Mahfudz menuding manuver politik itu dilakukan sebelum hasil perombakan kabinet. "Kemudian diarahkan pengurangan menteri sebagai hukuman," katanya, Kamis (20/10).
Cuma, Mahfudz tak mengungkapkan siapa partai ersebut. Yang jelas, dia mengatakan, manuver partai itu untuk memasukkan kader partai tersebut ke dalam kabinet.
Asal tahu saja, jatah menteri bagi PKS berkurang satu. Dari semula empat orang kini menjadi tiga. Anggota Majelis Syuro PKS Suharna Surapranata yang semula menjabat sebagai menteri riset dan teknologi dicopot dan diganti dengan Gusti Muhammad Hatta.
Hingga saat ini, PKS belum menentukan sikap atas pengurangan jatah menteri. Sikap PKS akan ditentukan dalam Majelis Syuro yang akan datang.
Saat ini dikalangan PKS sendiri terdapat dua sikap.

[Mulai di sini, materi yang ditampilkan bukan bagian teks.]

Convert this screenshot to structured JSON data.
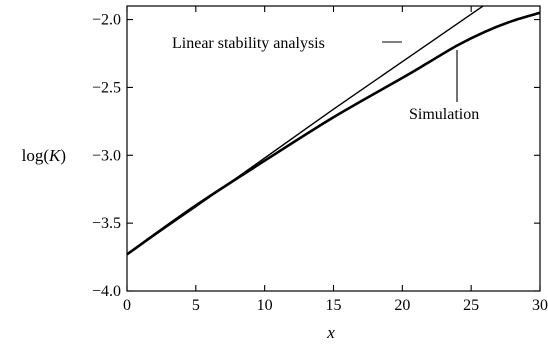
{
  "chart_data": {
    "type": "line",
    "xlabel": "x",
    "ylabel": "log(K)",
    "xlim": [
      0,
      30
    ],
    "ylim": [
      -4.0,
      -1.9
    ],
    "xticks": [
      0,
      5,
      10,
      15,
      20,
      25,
      30
    ],
    "yticks": [
      -4.0,
      -3.5,
      -3.0,
      -2.5,
      -2.0
    ],
    "xtick_labels": [
      "0",
      "5",
      "10",
      "15",
      "20",
      "25",
      "30"
    ],
    "ytick_labels": [
      "−4.0",
      "−3.5",
      "−3.0",
      "−2.5",
      "−2.0"
    ],
    "grid": false,
    "series": [
      {
        "name": "Linear stability analysis",
        "x": [
          0,
          5,
          10,
          15,
          20,
          25,
          26.3
        ],
        "y": [
          -3.73,
          -3.38,
          -3.02,
          -2.66,
          -2.31,
          -1.96,
          -1.87
        ]
      },
      {
        "name": "Simulation",
        "x": [
          0,
          5,
          10,
          15,
          20,
          22,
          24,
          26,
          28,
          30
        ],
        "y": [
          -3.73,
          -3.37,
          -3.04,
          -2.72,
          -2.43,
          -2.31,
          -2.19,
          -2.09,
          -2.01,
          -1.95
        ]
      }
    ],
    "annotations": [
      {
        "text": "Linear stability analysis",
        "series": 0
      },
      {
        "text": "Simulation",
        "series": 1
      }
    ]
  }
}
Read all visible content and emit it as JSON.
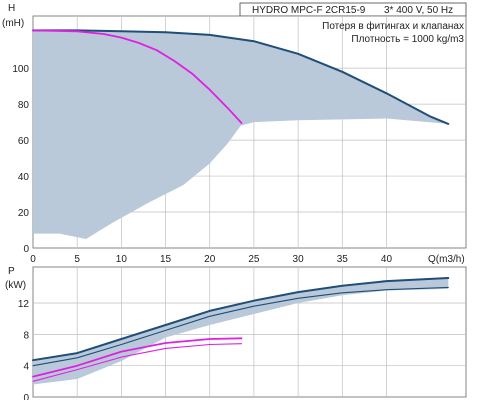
{
  "header": {
    "model": "HYDRO MPC-F 2CR15-9",
    "supply": "3* 400 V, 50 Hz",
    "note_losses": "Потеря в фитингах и клапанах",
    "note_density": "Плотность = 1000 kg/m3"
  },
  "colors": {
    "envelope_fill": "#b9c9d9",
    "max_curve": "#1f4e79",
    "duty_curve": "#e020e0",
    "grid": "#bfbfbf"
  },
  "chart_data": [
    {
      "type": "line",
      "name": "head-chart",
      "ylabel": "H",
      "yunit": "(mH)",
      "xlabel": "Q(m3/h)",
      "xlim": [
        0,
        49
      ],
      "ylim": [
        0,
        129
      ],
      "xticks": [
        "0",
        "5",
        "10",
        "15",
        "20",
        "25",
        "30",
        "35",
        "40"
      ],
      "xtick_values": [
        0,
        5,
        10,
        15,
        20,
        25,
        30,
        35,
        40
      ],
      "yticks": [
        "0",
        "20",
        "40",
        "60",
        "80",
        "100"
      ],
      "ytick_values": [
        0,
        20,
        40,
        60,
        80,
        100
      ],
      "grid": true,
      "envelope": [
        [
          0,
          121
        ],
        [
          8,
          121
        ],
        [
          15,
          120
        ],
        [
          20,
          118.5
        ],
        [
          25,
          115
        ],
        [
          30,
          108
        ],
        [
          35,
          98
        ],
        [
          40,
          86
        ],
        [
          45,
          73
        ],
        [
          47,
          69
        ],
        [
          40,
          72
        ],
        [
          30,
          71
        ],
        [
          25,
          70
        ],
        [
          23.5,
          68
        ],
        [
          22,
          58
        ],
        [
          20,
          47
        ],
        [
          17,
          35
        ],
        [
          13,
          25
        ],
        [
          9,
          14
        ],
        [
          6,
          5
        ],
        [
          3,
          8
        ],
        [
          0,
          8
        ]
      ],
      "series": [
        {
          "role": "max",
          "x": [
            0,
            5,
            10,
            15,
            20,
            25,
            30,
            35,
            40,
            45,
            47
          ],
          "y": [
            121,
            121,
            120.5,
            120,
            118.5,
            115,
            108,
            98,
            86,
            73,
            69
          ]
        },
        {
          "role": "duty",
          "x": [
            0,
            5,
            8,
            10,
            12,
            14,
            16,
            18,
            20,
            22,
            23.6
          ],
          "y": [
            121,
            120.5,
            119,
            117,
            114,
            110,
            104,
            97,
            88,
            78,
            69.5
          ]
        }
      ]
    },
    {
      "type": "line",
      "name": "power-chart",
      "ylabel": "P",
      "yunit": "(kW)",
      "xlim": [
        0,
        49
      ],
      "ylim": [
        0,
        16.6
      ],
      "yticks": [
        "0",
        "4",
        "8",
        "12"
      ],
      "ytick_values": [
        0,
        4,
        8,
        12
      ],
      "grid": true,
      "envelope": [
        [
          0,
          4.7
        ],
        [
          5,
          5.6
        ],
        [
          10,
          7.4
        ],
        [
          15,
          9.2
        ],
        [
          20,
          11
        ],
        [
          25,
          12.3
        ],
        [
          30,
          13.4
        ],
        [
          35,
          14.2
        ],
        [
          40,
          14.8
        ],
        [
          47,
          15.2
        ],
        [
          47,
          13.8
        ],
        [
          40,
          13.6
        ],
        [
          35,
          13
        ],
        [
          30,
          12
        ],
        [
          25,
          10.6
        ],
        [
          20,
          9.2
        ],
        [
          15,
          7.6
        ],
        [
          14,
          7
        ],
        [
          10,
          4.6
        ],
        [
          5,
          2.3
        ],
        [
          0,
          1.6
        ]
      ],
      "series": [
        {
          "role": "max-upper",
          "x": [
            0,
            5,
            10,
            15,
            20,
            25,
            30,
            35,
            40,
            47
          ],
          "y": [
            4.7,
            5.6,
            7.4,
            9.2,
            11,
            12.3,
            13.4,
            14.2,
            14.8,
            15.2
          ]
        },
        {
          "role": "max-lower",
          "x": [
            0,
            5,
            10,
            15,
            20,
            25,
            30,
            35,
            40,
            47
          ],
          "y": [
            4.0,
            5.0,
            6.7,
            8.5,
            10.3,
            11.6,
            12.6,
            13.3,
            13.7,
            14.0
          ]
        },
        {
          "role": "duty-upper",
          "x": [
            0,
            5,
            10,
            15,
            20,
            23.6
          ],
          "y": [
            2.6,
            4.0,
            5.8,
            6.9,
            7.4,
            7.5
          ]
        },
        {
          "role": "duty-lower",
          "x": [
            0,
            5,
            10,
            15,
            20,
            23.6
          ],
          "y": [
            2.0,
            3.5,
            5.1,
            6.2,
            6.7,
            6.8
          ]
        }
      ]
    }
  ]
}
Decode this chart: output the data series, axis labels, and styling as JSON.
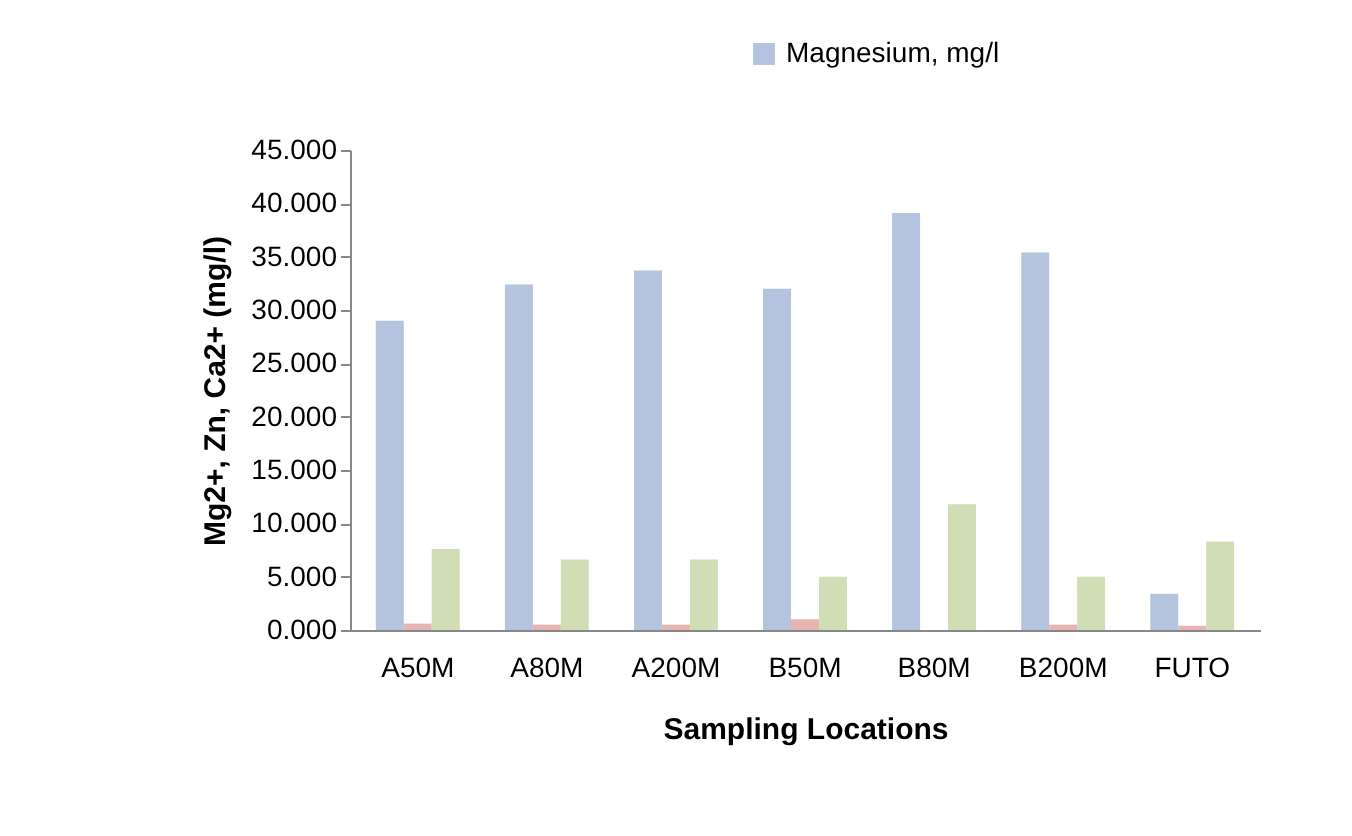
{
  "chart_data": {
    "type": "bar",
    "xlabel": "Sampling Locations",
    "ylabel": "Mg2+, Zn, Ca2+ (mg/l)",
    "categories": [
      "A50M",
      "A80M",
      "A200M",
      "B50M",
      "B80M",
      "B200M",
      "FUTO"
    ],
    "series": [
      {
        "name": "Magnesium,  mg/l",
        "color": "#b4c3de",
        "values": [
          29.0,
          32.4,
          33.7,
          32.0,
          39.1,
          35.4,
          3.4
        ]
      },
      {
        "color": "#e6b5b3",
        "values": [
          0.6,
          0.5,
          0.5,
          1.0,
          0,
          0.5,
          0.4
        ]
      },
      {
        "color": "#d0ddb5",
        "values": [
          7.6,
          6.6,
          6.6,
          5.0,
          11.8,
          5.0,
          8.3
        ]
      }
    ],
    "ylim": [
      0,
      45
    ],
    "yticks": [
      {
        "value": 0,
        "label": "0.000"
      },
      {
        "value": 5,
        "label": "5.000"
      },
      {
        "value": 10,
        "label": "10.000"
      },
      {
        "value": 15,
        "label": "15.000"
      },
      {
        "value": 20,
        "label": "20.000"
      },
      {
        "value": 25,
        "label": "25.000"
      },
      {
        "value": 30,
        "label": "30.000"
      },
      {
        "value": 35,
        "label": "35.000"
      },
      {
        "value": 40,
        "label": "40.000"
      },
      {
        "value": 45,
        "label": "45.000"
      }
    ],
    "grid": false,
    "legend": "top right"
  }
}
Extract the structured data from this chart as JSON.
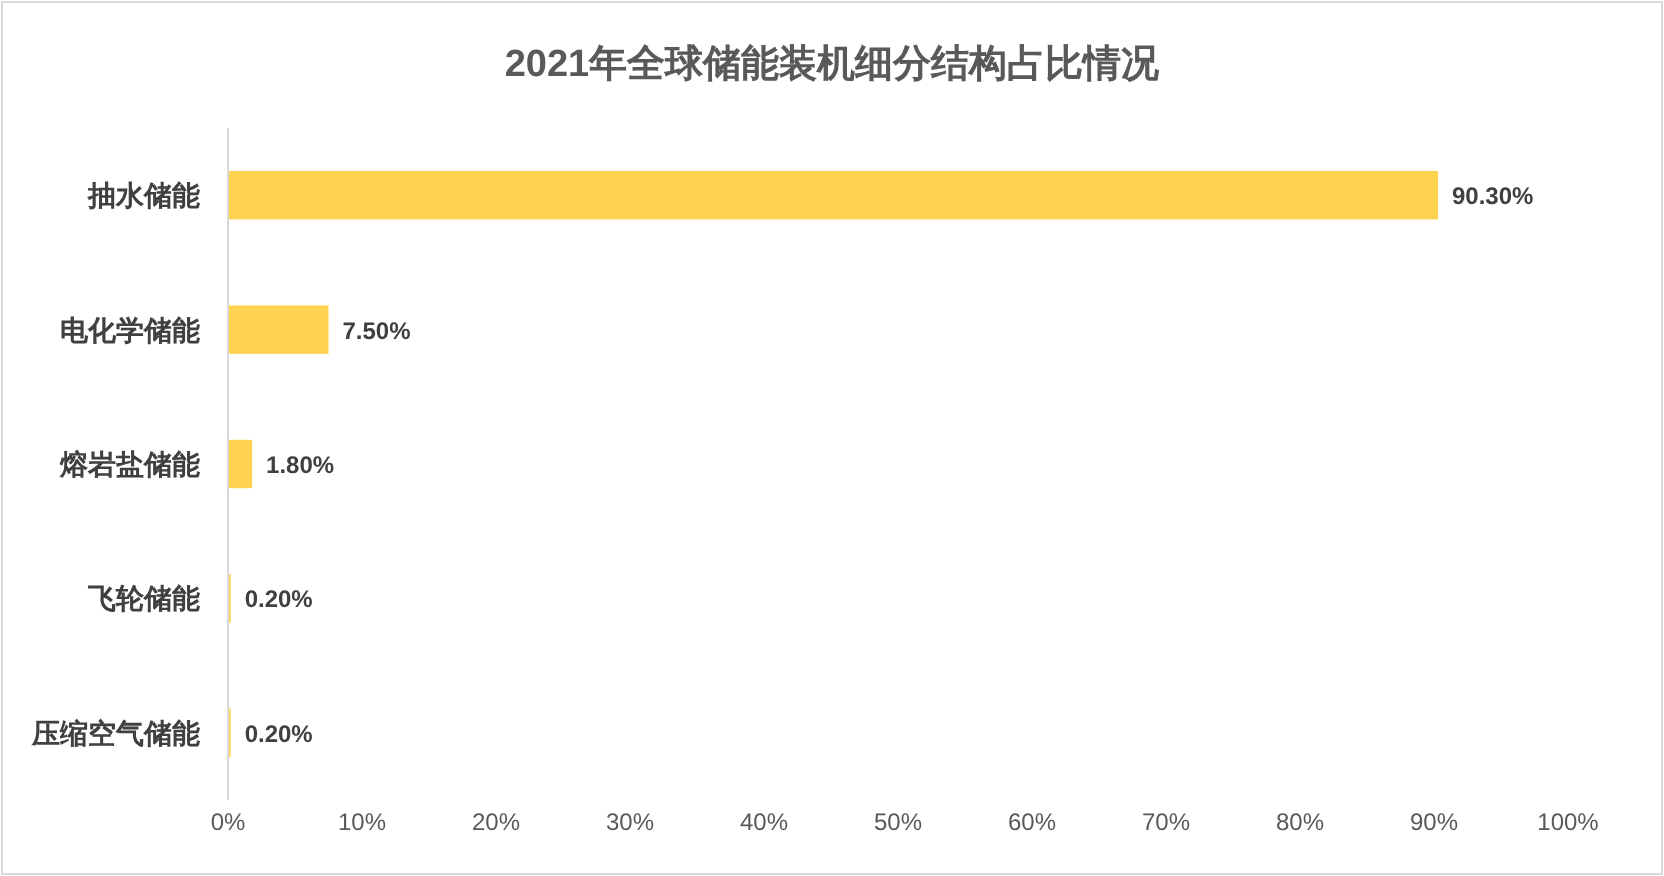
{
  "chart_data": {
    "type": "bar",
    "orientation": "horizontal",
    "title": "2021年全球储能装机细分结构占比情况",
    "categories": [
      "抽水储能",
      "电化学储能",
      "熔岩盐储能",
      "飞轮储能",
      "压缩空气储能"
    ],
    "values": [
      90.3,
      7.5,
      1.8,
      0.2,
      0.2
    ],
    "value_labels": [
      "90.30%",
      "7.50%",
      "1.80%",
      "0.20%",
      "0.20%"
    ],
    "color": "#ffd34f",
    "xlim": [
      0,
      100
    ],
    "xticks": [
      {
        "value": 0,
        "label": "0%"
      },
      {
        "value": 10,
        "label": "10%"
      },
      {
        "value": 20,
        "label": "20%"
      },
      {
        "value": 30,
        "label": "30%"
      },
      {
        "value": 40,
        "label": "40%"
      },
      {
        "value": 50,
        "label": "50%"
      },
      {
        "value": 60,
        "label": "60%"
      },
      {
        "value": 70,
        "label": "70%"
      },
      {
        "value": 80,
        "label": "80%"
      },
      {
        "value": 90,
        "label": "90%"
      },
      {
        "value": 100,
        "label": "100%"
      }
    ],
    "grid": false
  }
}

Menurut Mahfudz bilang, ada pandangan yang ingin tetap bertahan di partai koalisi dan ada pula yang mendesak supaya keluar. "Semua pandangan di ujung kanan dan kiri inilah yang dicarikan titik temu yang terbaik dalam Majelis Syuro supaya tidak terjadi konflik internal," katanya.
Partai Demokrat selaku pendukung pemerintahan SBY meminta PKS sebaiknya meninjau ulang aksi koalisinya selama ini. Sebab, Ketua Fraksi Partai Demokrat Jafar Hafsah menilai PKS seringkali bertingkah sebagai kubu opisisi kendati mengaku sebagai partai koalisi. "Pilihannya kan sederhana saja. Berada di koalisi atau tidak," tandas Jafar.